The story started with revelations from a rival broadcaster, ITV, that Jimmy Savile, a radio and television personality who died in 2011, had been a prolific sexual offender but had never been exposed during his life. Attention switched to the BBC when it emerged that Newsnight, a respected BBC news programme, had earlier dropped a planned exposure of Savile as a child abuser. The editor was forced to resign. Last week the same programme ran a film claiming that a “senior Conservative politician” had been involved in abuse in the 1980s. It did not contact him for his side of the story, though it was clear that his name was being circulated on the internet.
This is where the sordid story gets relevant to us. A key Newsnight defence was that it had not named the politician. I was a journalist for 20 years, and I’m shocked that the BBC journalists did not give the man a chance to respond. But in my day the ‘we did not name him’ defence would have been pretty credible. There was no easy way for the public to find his name. Last week I found it in about 15 seconds on Google, as did millions of others.
In other words, we can no longer say traditional media is separate from online media, because people use both, often simultaneously, and may not see a distinction between their credibility.

Distinctions blurring


They should make a distinction. On my newspaper, journalists would not run a story unless they were convinced it was as accurate and balanced as possible. If they had doubts they would express them in the piece and they would always give a right of reply. The story would then go through a checking mill – one or more sub-editors (copy editors), a news or feature editor and, if it was potentially controversial, more senior editors and a libel lawyer.
Apparently the Newsnight story was subject to a similar process, and it still got through – hence the current enquiry. But if you go to Google now you will still easily find the original accusations posted on blogs by people (‘citizen journalists’?) who most certainly did not do any checking. They would not regard it as their job to – and their readers would not regard it as their job to make a judgement on credibility.
And they could all too relevantly point to the high profile columnist on the Guardian newspaper, who also spread the story. He trusted the BBC, I suppose; and many people trusted him.

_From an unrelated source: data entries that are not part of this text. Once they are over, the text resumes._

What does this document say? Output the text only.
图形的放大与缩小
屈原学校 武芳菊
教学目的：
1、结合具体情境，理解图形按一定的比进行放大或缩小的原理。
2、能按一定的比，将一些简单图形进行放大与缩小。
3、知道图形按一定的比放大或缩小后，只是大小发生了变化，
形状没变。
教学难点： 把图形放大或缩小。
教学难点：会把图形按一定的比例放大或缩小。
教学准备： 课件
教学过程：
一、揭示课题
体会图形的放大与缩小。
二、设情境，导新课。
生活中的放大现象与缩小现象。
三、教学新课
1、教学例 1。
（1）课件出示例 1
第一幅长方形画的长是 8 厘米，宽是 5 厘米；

What should corporate communicators take from this?


Pay attention Mainstream journalists are still by and large the most reliable reporters on your business, and should be given special attention.
Pay more attention But they are not as reliable as they used to be. This must be largely because of the web. Journalists are terrified of missing a scoop, and the main competition comes from the internet (especially blog posts with Twitter their herald). There is a temptation to trade professionalism for speed. It is up to the media organisations that employ them to decide whether that is acceptable, or even desirable. Corporate communicators can do little but watch and hope.
Advise the citizens What to do about ‘citizen journalists’? A first step is to create an ‘A list’ of bloggers who you regard as real experts, and give them the same access as you would a serious professional journalist – they should, for example, be able to pick up the phone to talk to press officers. Some companies are already doing this. It should be commonplace.
Process complaints What about other people posting things you may not want the world to read (true or otherwise)? You need to set up a process that enables you to identify, first, whether the source is credible and/or widely followed and, second, whether the story is spreading fast. If it looks dangerous, you need to use your own Twitter feeds and other channels to counter it. This requires judgement and the authority to move, which is why we recommend the establishment of a ‘3am team’ (perhaps an online specialist, a press officer and a lawyer).
Press for change This is rather beyond the remit of the typical press office, isn’t it? And that is precisely the point. We have moved quickly from reacting to ‘a story’ to a full-blown reputation management strategy. The real lesson from the developing world of internet and social media is that press officers need to move beyond their role as managers of a small group of journalists to defenders of the organisation’s reputation. I doubt many companies would change the name of the press office to ‘reputation management office’ – but that should in effect be its role.
Knock down walls This could – literally – be a good way to go. Siemens has put all its communicators in one big office, like a newsroom. Press officers, investor relations people, the web team, CSR – all are together and happy to talk constantly to one another. If an environmental story pops up, the media (traditional and citizen), the sustainability community, NGOs, the general public all need to be talked to, together not in groups. HR may be interested too. And it all needs to be covered online. May be it is time for functional titles to disappear, to be replaced by a focus on topics or issues.
Name the game Some companies have already moved down this path on their websites. Citigroup this year changed its media section’s title from Press Room to News. This was more than a refinement in label: it still includes press releases but also has a raft of off-platform channels – including blog, Facebook, YouTube and Twitter – whose audience goes beyond a traditional media audience.
It’s News, Jim, but not as most enterprises would understand it.